This classification has now been found. It's not the most ground-breaking research. Deierman and Mabry won't become household names, and won't be nominated for a Fields Medal for this work. But I love this sort of thing because it shows how the application of some intelligence, hard work, and cleverness (not the same thing as intelligence) can simplify decidedly nontrivial problems.
The solution, btw, is simple enough to write down here:
- If at least one cut passes through the center, then the two diners will always get equal amounts.
- If you cut your pizza an even number of times (say, 4), then the two diners will always get equal amounts.
- If you cut your pizza an odd number of times and that odd number is expressible as 4n+3 (say, 3, 7, etc.) then the person who eats the piece that contains the center of the pizza gets more.
- If you cut your pizza an odd number of times and that odd number is expressible as 4n+1 (say, 5, 9, etc.) then the person who eats the piece that does not contain the center of the pizza gets more.

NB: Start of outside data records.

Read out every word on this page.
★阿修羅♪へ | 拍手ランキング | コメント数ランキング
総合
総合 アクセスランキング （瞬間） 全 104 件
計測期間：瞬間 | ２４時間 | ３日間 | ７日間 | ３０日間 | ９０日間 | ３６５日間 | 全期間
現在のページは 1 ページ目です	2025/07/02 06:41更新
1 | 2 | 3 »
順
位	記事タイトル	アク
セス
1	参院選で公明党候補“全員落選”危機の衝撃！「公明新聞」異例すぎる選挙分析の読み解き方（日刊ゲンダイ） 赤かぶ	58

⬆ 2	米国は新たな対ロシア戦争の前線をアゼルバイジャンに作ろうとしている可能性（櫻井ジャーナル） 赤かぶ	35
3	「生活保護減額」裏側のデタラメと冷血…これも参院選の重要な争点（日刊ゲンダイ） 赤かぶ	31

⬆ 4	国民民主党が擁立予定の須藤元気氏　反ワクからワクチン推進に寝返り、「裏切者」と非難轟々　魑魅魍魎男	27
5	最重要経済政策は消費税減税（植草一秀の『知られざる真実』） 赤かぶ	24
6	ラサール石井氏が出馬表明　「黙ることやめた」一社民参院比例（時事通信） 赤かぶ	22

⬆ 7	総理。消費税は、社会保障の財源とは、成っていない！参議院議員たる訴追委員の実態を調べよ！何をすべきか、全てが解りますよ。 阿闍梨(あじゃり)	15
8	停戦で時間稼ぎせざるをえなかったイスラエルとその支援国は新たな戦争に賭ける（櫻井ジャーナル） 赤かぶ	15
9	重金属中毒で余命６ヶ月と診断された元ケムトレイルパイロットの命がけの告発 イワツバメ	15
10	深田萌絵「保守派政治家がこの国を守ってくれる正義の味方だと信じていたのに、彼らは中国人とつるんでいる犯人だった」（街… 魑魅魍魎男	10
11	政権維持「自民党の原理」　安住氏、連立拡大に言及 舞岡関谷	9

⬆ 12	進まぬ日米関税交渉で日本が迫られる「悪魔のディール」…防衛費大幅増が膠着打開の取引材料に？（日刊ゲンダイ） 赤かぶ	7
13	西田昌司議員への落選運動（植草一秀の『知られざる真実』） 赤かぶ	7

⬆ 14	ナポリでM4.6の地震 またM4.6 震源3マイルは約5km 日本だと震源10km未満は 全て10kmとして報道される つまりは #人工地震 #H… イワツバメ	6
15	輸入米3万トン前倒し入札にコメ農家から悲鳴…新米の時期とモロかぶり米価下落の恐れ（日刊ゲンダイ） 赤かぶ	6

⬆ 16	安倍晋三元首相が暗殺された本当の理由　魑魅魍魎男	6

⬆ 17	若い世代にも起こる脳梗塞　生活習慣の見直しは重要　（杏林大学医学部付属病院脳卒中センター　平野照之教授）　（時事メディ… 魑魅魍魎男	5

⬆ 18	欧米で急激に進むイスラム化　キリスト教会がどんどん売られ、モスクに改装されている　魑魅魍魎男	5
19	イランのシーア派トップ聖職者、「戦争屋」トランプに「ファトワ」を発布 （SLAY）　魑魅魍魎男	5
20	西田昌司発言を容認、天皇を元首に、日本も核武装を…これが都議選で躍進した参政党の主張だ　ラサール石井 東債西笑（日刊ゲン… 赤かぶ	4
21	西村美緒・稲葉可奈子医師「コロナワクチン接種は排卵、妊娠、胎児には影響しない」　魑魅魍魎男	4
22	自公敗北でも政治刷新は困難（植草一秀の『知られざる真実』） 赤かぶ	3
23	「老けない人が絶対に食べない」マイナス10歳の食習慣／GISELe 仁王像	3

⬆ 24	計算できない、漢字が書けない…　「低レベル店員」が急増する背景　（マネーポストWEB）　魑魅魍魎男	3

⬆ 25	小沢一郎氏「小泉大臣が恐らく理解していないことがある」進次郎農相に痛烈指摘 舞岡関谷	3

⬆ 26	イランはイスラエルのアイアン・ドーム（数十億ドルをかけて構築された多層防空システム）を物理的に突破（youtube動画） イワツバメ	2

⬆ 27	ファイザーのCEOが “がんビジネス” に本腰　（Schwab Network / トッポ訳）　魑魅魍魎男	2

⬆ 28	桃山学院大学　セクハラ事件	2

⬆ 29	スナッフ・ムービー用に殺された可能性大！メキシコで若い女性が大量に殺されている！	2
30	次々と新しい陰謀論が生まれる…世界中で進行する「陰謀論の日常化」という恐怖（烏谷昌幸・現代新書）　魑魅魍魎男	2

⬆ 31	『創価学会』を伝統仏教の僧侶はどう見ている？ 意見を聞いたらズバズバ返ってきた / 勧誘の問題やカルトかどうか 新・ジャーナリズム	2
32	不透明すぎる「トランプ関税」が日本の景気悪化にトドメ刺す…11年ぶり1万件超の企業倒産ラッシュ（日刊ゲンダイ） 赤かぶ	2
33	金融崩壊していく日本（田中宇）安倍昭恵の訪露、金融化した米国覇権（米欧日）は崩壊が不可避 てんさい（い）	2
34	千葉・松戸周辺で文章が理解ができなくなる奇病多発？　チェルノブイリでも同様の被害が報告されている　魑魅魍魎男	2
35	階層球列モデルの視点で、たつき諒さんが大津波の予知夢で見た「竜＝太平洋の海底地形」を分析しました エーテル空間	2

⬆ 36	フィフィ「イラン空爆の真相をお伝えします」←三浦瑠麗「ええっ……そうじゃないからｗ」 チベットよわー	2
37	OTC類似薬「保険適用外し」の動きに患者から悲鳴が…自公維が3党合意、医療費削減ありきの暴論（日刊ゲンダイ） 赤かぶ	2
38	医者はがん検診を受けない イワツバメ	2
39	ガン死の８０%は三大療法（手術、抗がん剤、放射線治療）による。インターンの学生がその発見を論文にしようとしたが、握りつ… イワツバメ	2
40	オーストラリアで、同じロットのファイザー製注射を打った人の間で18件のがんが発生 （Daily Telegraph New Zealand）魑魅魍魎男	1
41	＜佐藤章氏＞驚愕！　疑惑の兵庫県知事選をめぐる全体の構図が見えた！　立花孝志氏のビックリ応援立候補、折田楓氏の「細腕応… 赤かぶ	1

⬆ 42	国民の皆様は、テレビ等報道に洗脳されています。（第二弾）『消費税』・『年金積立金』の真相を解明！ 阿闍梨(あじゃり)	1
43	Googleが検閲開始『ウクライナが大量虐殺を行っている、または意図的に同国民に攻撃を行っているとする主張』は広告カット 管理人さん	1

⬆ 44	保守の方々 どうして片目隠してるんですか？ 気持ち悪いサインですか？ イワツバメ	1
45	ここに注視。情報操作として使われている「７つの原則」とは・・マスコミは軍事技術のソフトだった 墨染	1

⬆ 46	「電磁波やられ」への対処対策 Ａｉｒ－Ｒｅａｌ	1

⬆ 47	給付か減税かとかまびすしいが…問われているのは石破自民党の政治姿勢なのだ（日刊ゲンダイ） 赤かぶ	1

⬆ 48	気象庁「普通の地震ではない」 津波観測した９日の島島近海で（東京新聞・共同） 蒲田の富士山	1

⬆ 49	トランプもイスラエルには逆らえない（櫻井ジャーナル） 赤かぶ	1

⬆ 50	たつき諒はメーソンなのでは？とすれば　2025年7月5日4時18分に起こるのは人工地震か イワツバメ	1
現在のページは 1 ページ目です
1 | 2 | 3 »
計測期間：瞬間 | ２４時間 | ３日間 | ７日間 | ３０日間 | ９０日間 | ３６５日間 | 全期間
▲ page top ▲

One cool consequence of this result is that, if you have a pizza with an odd number of unequal cuts, and you want to share it equally between two people, all you have to do is just cut it one more time (the new cut must pass through the common intersection of all the previous cuts). Then as long as the diners take alternate pieces, they will get equal amounts. That's a nontrivial, counterintuitive result, and with a practical application!